Hexadecimal constants are always unsigned (without suffix). So it is unsigned int then unsigned long int.
Decimal constants are always sign integer (without suffix). They will not be upgraded to unsigned constants.
Ridiculous or not, a long int / unsigned long int needs to be at least 32-bits on an 8051 and decimal constants will be upgraded to long int if need be.
Hans-Bernhard Broker correctly pointed this out earlier, referencing a more recent spec than K&R.
(200 - 50) * (255 - 0) / (255 - 50)
These are all int constants and all calculations will to be performed as int, hence the original unexpected, but correct result from the compiler.
38250 / (255 - 50)
This would produce the OP's expected value. The 38250 is a long int constant, 255 and 50 are int constants.
Notice here that the constant 38250 and the value of the compile time constants (200 - 50) * (255 - 0) are not the same. 38250 is an long int (32-bits) and the result fits. (200 - 50) * (255 - 0) is an int (16-bits) and the result does not fit. The compiler can easily know this, but as Hans-Bernhard Broker pointed out, the compiler has 4 int values and is not allowed to do anything but int calculations with these numbers. So (38250 != (25 - 50) * (255 - 50))
ADC0CF = (((SYSCLK/2)/3000000)-1)<<3;
As the OP stated, this calculation is proper, and it should be because it will be done at the 32-bit level - it may be signed or unsigned calculation based on type of SYSCLK, but it is likely a decimal constant which will be signed long int just as 3000000 is signed long int.
(200 - 50) * (255u - 0) / (255 - 50)
Here we have 5 int constants and 1 unsigned int constants.
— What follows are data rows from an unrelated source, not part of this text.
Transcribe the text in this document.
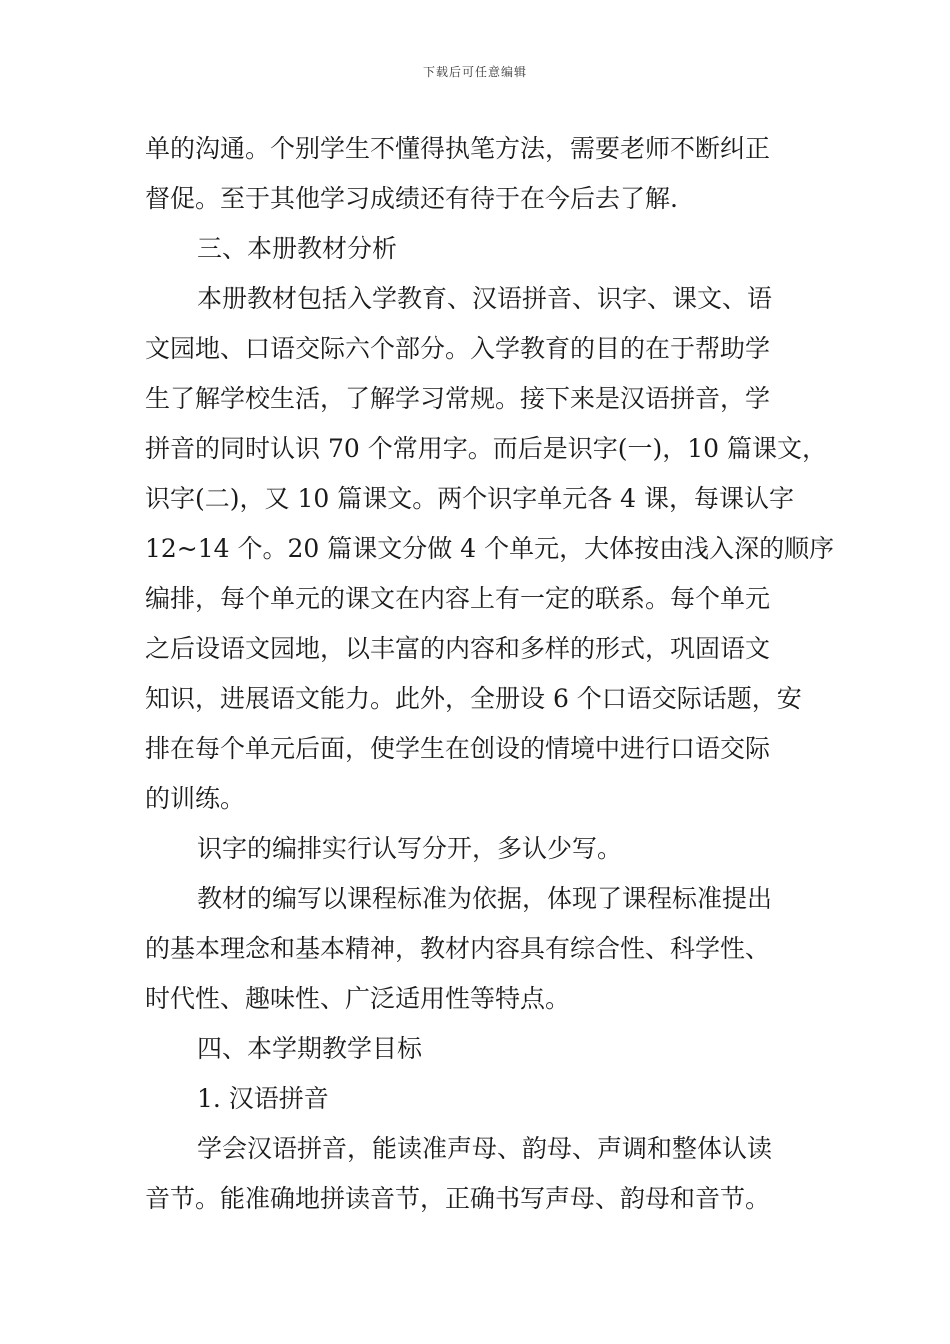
下载后可任意编辑
单的沟通。个别学生不懂得执笔方法，需要老师不断纠正
督促。至于其他学习成绩还有待于在今后去了解.
三、本册教材分析
本册教材包括入学教育、汉语拼音、识字、课文、语
文园地、口语交际六个部分。入学教育的目的在于帮助学
生了解学校生活，了解学习常规。接下来是汉语拼音，学
拼音的同时认识 70 个常用字。而后是识字(一)，10 篇课文，
识字(二)，又 10 篇课文。两个识字单元各 4 课，每课认字
12~14 个。20 篇课文分做 4 个单元，大体按由浅入深的顺序
编排，每个单元的课文在内容上有一定的联系。每个单元
之后设语文园地，以丰富的内容和多样的形式，巩固语文
知识，进展语文能力。此外，全册设 6 个口语交际话题，安
排在每个单元后面，使学生在创设的情境中进行口语交际
的训练。
识字的编排实行认写分开，多认少写。
教材的编写以课程标准为依据，体现了课程标准提出
的基本理念和基本精神，教材内容具有综合性、科学性、
时代性、趣味性、广泛适用性等特点。
四、本学期教学目标
1. 汉语拼音
学会汉语拼音，能读准声母、韵母、声调和整体认读
音节。能准确地拼读音节，正确书写声母、韵母和音节。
Even though the 0 is an int constant, when the calculation is done between an int and an unsigned int, the int is converted to an unsigned int for the calculation and the calculation is done at that level, producing an unsigned int result. 39250 is an long int constant so any calculations using this will be done at least the long int level.
K&R is not really used as a spec by compilers anymore. While correct, that is irrelevant for the case at hand, because this aspect hasn't changed since K&R 2nd edition, 1988, which still accurately reflects the current international standard in these aspects.
Hexadecimal constants are always unsigned (without suffix). No, they're not. It used to be like that back when K&R 1st edition was the only de-facto standard, but it has been wrong for 27 years now. The type of 0xff is signed int. Yes, that may be surprising.
Decimal constants are always sign integer (without suffix). They will not be upgraded to unsigned constants. Depending on what kind of "being upgraded" you refer to here, that's wrong in one of two ways.
Decimal, unsuffixed constants have signed type, correct. But there is no "upgrading" of constants involved in getting that type. They get a type big enough for their value, and that's that.
But constants, like any other integer operand, will be upgraded (the correct term is: "implicitly converted") to unsigned if they appear in expression contexts like the ones described in this threads.
Hans-Bernhard Broker correctly pointed this out earlier, referencing a more recent spec than K&R. That statement is misleading, because this discussion hasn't touched any difference between K&R1 and ANSI/ISO standard C except your mention of the type of hex constants.